SEOUL, South Korea (AP) – North Korea said Saturday it was willing to abandon its nuclear weapons programs, but it demanded a change in American policy as a California congressman critical of the communist state’s human rights records visited Pyongyang.

The statement, which echoed the North’s earlier stance, appeared to be timed for a visit by Rep. Tom Lantos, the ranking Democrat on the House International Relations Committee.

It also came a day after U.S. officials said one of Washington’s harshest critics of North Korea, Undersecretary of State John Bolton, will resign his post.

“Our consistent stance is to denuclearize the Korean peninsula and resolve the problem through dialogue,” said a spokesman of North Korea’s Foreign Ministry. “If the United States really wants to resolve the nuclear problem through dialogue, it should show through action that it is giving up a hostile policy aimed at toppling our system, and take the road toward coexistence.”

The statement was carried by the North’s official Korean Central News Agency, which was monitored by South Korea’s Yonhap news agency.

As he waited Saturday in Beijing to board a flight for Pyongyang, Lantos said he would discuss human rights issues and the North’s nuclear program with officials of the secretive communist regime. He was expected to leave Pyongyang on Tuesday.

Since multinational talks began in 2003 to persuade North Korea to abandon its nuclear weapons ambitions, Pyongyang has cited a “hostile” U.S. policy as the key stumbling block.
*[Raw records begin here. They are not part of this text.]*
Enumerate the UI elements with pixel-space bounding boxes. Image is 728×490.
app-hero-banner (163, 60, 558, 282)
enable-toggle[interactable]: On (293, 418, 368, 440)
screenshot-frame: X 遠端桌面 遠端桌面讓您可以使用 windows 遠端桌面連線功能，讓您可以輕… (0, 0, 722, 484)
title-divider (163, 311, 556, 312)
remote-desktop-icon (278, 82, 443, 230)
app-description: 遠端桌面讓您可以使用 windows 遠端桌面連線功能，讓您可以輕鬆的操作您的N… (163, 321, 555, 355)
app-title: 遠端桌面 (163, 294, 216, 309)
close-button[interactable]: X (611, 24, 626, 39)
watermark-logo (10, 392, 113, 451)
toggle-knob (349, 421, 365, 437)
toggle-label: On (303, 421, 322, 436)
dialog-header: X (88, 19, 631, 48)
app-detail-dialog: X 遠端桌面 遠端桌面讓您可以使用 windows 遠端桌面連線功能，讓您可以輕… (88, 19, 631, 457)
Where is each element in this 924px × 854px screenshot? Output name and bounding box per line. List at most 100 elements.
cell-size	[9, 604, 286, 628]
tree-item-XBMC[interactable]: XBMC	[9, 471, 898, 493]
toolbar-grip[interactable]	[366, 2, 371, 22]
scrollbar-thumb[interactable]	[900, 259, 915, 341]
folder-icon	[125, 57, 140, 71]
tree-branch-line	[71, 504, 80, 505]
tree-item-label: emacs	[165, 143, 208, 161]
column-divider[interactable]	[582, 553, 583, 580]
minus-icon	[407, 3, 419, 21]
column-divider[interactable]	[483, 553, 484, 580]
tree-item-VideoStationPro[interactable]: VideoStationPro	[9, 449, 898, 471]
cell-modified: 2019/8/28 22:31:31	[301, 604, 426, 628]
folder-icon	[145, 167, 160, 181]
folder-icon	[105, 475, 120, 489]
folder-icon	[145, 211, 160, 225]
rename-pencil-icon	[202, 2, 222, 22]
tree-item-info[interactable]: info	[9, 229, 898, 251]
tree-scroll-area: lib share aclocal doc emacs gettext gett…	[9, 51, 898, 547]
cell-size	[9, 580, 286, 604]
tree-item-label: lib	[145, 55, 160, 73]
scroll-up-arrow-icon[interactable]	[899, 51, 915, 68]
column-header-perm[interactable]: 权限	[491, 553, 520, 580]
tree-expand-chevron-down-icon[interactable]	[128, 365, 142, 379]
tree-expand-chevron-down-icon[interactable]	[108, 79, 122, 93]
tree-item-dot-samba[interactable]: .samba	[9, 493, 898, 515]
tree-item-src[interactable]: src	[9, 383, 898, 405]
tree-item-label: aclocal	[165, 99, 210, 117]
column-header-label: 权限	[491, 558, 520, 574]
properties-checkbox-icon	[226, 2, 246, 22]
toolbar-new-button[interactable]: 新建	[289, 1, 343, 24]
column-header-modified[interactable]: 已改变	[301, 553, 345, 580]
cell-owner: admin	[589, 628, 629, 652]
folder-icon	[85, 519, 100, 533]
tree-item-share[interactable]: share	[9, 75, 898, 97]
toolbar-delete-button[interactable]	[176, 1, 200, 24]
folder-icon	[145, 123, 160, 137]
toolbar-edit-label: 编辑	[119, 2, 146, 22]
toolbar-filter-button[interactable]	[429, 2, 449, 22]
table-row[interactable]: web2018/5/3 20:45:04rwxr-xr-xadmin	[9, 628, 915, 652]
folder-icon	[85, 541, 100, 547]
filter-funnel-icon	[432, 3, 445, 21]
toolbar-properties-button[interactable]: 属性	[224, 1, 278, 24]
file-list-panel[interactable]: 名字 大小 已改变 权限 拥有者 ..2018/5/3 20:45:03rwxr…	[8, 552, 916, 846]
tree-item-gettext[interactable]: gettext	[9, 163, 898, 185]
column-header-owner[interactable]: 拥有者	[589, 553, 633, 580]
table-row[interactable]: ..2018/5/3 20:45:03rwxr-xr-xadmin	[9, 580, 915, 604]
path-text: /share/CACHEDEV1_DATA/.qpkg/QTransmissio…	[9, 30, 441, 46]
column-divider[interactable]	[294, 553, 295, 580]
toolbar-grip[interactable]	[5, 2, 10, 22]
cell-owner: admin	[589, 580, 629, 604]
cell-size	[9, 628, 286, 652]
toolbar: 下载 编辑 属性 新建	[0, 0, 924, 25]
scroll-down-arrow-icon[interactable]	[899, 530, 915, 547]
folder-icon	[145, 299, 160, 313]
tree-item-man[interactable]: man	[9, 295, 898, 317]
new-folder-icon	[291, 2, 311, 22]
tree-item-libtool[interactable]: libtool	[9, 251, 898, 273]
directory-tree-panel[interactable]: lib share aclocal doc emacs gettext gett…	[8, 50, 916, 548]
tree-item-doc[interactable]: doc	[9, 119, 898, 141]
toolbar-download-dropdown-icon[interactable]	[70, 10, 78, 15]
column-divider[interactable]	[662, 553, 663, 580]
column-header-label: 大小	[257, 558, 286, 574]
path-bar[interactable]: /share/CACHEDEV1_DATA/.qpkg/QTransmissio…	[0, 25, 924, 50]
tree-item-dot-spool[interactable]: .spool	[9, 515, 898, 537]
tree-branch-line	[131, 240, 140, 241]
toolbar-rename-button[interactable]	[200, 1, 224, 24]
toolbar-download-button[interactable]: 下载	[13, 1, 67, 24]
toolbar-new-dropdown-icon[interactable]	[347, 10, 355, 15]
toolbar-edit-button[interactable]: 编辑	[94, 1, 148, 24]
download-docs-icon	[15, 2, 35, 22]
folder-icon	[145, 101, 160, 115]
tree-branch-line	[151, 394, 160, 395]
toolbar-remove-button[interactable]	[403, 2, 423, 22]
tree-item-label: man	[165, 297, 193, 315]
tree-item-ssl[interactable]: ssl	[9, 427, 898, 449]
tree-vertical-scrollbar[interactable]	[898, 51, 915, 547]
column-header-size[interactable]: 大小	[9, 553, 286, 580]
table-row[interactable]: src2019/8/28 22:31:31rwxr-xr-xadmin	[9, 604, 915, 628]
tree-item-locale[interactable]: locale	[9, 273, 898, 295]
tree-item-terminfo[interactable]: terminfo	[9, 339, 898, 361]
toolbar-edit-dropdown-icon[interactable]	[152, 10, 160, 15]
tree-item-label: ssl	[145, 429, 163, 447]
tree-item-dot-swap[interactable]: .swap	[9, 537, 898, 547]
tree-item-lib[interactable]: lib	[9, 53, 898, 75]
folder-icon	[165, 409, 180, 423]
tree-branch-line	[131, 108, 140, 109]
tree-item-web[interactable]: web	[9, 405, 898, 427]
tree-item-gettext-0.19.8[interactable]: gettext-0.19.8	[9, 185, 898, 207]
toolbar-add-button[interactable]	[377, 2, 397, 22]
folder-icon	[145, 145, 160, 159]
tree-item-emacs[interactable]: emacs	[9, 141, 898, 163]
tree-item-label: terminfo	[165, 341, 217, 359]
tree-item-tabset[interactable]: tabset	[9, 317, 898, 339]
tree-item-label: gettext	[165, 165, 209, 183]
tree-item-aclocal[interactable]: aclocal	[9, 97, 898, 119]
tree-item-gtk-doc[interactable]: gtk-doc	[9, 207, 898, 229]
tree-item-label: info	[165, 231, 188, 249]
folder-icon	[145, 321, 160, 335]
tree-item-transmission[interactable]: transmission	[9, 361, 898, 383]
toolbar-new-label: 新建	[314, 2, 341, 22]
It demanded Washington provide a nonaggression treaty and compensation in return for ending its nuclear programs.

The head of the International Atomic Energy Agency, Mohamed ElBaradei, recently identified North Korea as “the No. 1 security threat,” saying the isolated communist country, which severed ties with his agency two years ago, probably had enough nuclear material to make six to eight bombs.

Three rounds of talks on the North’s nuclear program involving the United States, North and South Korea, China, Japan and Russia have produced no breakthroughs.

On Saturday, North Korea cited the North Korean Human Rights Act passed by the U.S. Congress in October as a key example of U.S. hostility toward it.

The legislation allows Washington to spend up to $24 million a year in humanitarian aid for North Koreans, including those fleeing their country.

Lantos, a key sponsor of that legislation, arrived in Pyongyang on Saturday.

“I anticipate meeting with North Korean officials, discussing about the nuclear program, hopefully their reintegration into the international community and human rights matters,” he said in Beijing before flying to Pyongyang.

Separately a bipartisan congressional delegation organized by Rep. Curt Weldon, R-Pa., will visit Pyongyang next week.

Pyongyang said it was holding out on six-party talks to wait for the second Bush administration’s North Korea policy to take shape.

On Friday, a senior U.S. official said Bolton will quit as undersecretary of state for arms control and international security and be replaced by Robert G. Joseph, who worked closely with Condoleezza Rice, Bush’s choice to take over as secretary of state, on proliferation policy.

Bolton took a vehement stand against North Korea. Pyongyang called him “human scum” and refused to accept him as a dialogue partner.